M. Richard Saunders: Je crois que le commissaire Awashish peut vous l'expliquer mieux que moi.

M. Philip Awashish: Comme je l'ai mentionné dans mon bref mémoire, la Loi sur les Cris et Naskapis du Québec est le produit de la Convention de la Baie James et du Nord québécois et de la Convention du Nord-Est québécois.

Durant la négociation de la convention, processus auquel mon collègue, Robert Kanatewat, et moi-même avons participé—je ne puis bien sûr parler que du volet cri de ces négociations—les Cris ont décidé que le régime de gouvernement local prévu dans la Loi sur les Indiens était trop restrictif, qu'il n'était pas du tout le reflet du gouvernement cri. Par conséquent, la Loi sur les Indiens ne devrait pas s'appliquer.

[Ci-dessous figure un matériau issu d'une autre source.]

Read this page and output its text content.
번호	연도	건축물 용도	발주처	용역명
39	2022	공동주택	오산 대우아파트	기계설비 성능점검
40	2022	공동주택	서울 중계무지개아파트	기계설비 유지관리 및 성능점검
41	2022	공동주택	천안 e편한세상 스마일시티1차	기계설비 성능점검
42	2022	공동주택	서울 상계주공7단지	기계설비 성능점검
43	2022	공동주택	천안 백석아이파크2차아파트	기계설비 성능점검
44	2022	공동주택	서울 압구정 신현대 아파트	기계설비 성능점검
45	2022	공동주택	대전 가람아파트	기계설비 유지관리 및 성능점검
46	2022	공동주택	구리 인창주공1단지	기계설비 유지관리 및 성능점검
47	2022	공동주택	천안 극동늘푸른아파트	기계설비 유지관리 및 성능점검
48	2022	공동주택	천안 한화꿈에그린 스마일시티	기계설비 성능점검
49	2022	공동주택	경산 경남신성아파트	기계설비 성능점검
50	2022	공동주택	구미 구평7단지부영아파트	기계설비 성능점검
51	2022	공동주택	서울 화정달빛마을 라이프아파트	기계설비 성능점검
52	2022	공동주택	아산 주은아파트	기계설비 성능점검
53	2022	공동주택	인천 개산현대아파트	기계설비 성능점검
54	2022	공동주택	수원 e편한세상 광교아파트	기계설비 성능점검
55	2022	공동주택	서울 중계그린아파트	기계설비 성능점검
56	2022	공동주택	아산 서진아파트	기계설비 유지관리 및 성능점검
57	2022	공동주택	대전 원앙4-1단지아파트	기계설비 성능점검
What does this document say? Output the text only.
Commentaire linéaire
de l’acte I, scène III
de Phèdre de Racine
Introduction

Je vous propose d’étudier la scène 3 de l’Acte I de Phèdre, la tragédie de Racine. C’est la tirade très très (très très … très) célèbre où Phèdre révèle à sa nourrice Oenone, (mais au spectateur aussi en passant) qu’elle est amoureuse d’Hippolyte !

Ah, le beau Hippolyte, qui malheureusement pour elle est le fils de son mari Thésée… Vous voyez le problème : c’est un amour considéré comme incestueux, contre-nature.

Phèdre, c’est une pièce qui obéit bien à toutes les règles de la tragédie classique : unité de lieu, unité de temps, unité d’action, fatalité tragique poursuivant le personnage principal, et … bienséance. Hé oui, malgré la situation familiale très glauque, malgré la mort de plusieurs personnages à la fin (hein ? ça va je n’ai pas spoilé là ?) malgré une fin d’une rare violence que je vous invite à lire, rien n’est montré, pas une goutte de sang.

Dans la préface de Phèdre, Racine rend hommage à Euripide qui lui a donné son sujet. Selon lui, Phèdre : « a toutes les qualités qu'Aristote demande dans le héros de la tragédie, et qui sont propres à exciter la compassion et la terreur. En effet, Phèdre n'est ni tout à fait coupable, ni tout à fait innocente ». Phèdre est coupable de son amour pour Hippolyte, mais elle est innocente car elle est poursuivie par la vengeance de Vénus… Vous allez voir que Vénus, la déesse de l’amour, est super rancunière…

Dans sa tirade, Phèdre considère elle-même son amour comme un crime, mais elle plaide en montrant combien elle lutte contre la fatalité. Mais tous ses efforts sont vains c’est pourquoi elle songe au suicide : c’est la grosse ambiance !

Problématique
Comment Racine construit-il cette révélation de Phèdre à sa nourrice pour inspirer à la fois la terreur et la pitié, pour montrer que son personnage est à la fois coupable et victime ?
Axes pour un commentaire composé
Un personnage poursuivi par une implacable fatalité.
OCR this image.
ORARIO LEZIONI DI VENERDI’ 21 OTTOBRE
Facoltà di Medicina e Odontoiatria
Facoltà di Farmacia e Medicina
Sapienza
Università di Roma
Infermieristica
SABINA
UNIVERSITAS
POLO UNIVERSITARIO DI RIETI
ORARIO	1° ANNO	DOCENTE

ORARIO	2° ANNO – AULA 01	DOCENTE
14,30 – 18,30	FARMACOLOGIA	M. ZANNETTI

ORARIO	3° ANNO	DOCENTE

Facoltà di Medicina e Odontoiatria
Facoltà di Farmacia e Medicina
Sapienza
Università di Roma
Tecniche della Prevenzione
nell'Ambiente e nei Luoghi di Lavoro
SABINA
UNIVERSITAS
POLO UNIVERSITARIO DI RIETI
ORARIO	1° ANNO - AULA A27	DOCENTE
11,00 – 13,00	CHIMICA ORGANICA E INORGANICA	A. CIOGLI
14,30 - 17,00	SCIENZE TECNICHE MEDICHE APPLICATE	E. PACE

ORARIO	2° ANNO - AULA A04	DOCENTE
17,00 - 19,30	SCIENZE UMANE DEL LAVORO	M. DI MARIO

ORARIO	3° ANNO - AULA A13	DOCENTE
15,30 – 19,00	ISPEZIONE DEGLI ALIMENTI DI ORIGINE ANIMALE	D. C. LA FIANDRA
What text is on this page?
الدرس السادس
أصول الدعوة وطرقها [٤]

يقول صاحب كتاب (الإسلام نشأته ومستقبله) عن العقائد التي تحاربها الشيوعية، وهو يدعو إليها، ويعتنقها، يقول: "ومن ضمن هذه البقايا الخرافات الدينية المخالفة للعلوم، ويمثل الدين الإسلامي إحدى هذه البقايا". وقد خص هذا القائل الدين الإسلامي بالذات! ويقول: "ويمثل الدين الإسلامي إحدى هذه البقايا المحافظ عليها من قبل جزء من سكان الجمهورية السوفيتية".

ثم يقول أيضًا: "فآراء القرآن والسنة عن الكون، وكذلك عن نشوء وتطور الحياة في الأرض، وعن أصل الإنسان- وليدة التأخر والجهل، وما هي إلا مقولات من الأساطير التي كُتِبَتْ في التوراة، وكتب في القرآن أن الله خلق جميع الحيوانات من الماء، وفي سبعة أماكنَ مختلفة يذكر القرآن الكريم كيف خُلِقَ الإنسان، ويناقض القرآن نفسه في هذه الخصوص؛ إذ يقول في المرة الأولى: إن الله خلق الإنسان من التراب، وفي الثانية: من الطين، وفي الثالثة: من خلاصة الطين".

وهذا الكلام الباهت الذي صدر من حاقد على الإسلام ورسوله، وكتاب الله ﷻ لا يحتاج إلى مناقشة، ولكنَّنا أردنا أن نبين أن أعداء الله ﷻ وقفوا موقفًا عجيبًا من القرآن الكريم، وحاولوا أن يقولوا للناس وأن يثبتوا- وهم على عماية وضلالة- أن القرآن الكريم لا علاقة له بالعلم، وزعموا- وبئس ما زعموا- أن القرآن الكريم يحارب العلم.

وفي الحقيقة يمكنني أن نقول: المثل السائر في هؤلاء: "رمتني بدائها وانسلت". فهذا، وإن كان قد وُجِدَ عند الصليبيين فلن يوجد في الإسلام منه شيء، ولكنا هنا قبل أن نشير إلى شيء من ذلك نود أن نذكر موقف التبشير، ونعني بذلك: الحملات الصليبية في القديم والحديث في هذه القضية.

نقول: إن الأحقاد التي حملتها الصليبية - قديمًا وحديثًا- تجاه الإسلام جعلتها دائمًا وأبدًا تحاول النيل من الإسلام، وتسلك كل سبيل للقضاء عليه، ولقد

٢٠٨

Les négociations menant à la Convention de la Baie James et du Nord québécois ont été l'occasion de mettre de l'avant le gouvernement local des Cris. Par conséquent, le Canada s'est engagé à recommander l'adoption d'une loi spéciale pour les Cris. Il a pris un engagement analogue à l'égard des Naskapis visés par la Convention du Nord-Est québécois.

Les modalités et dispositions de la Loi sur les Cris et Naskapis du Québec ont fait l'objet de discussions entre le Canada et les parties autochtones visées à partir de 1975, année de signature de la Convention de la Baie James et du Nord québécois, jusqu'en 1984, année où le Parlement a adopté la Loi sur les Cris et Naskapis du Québec.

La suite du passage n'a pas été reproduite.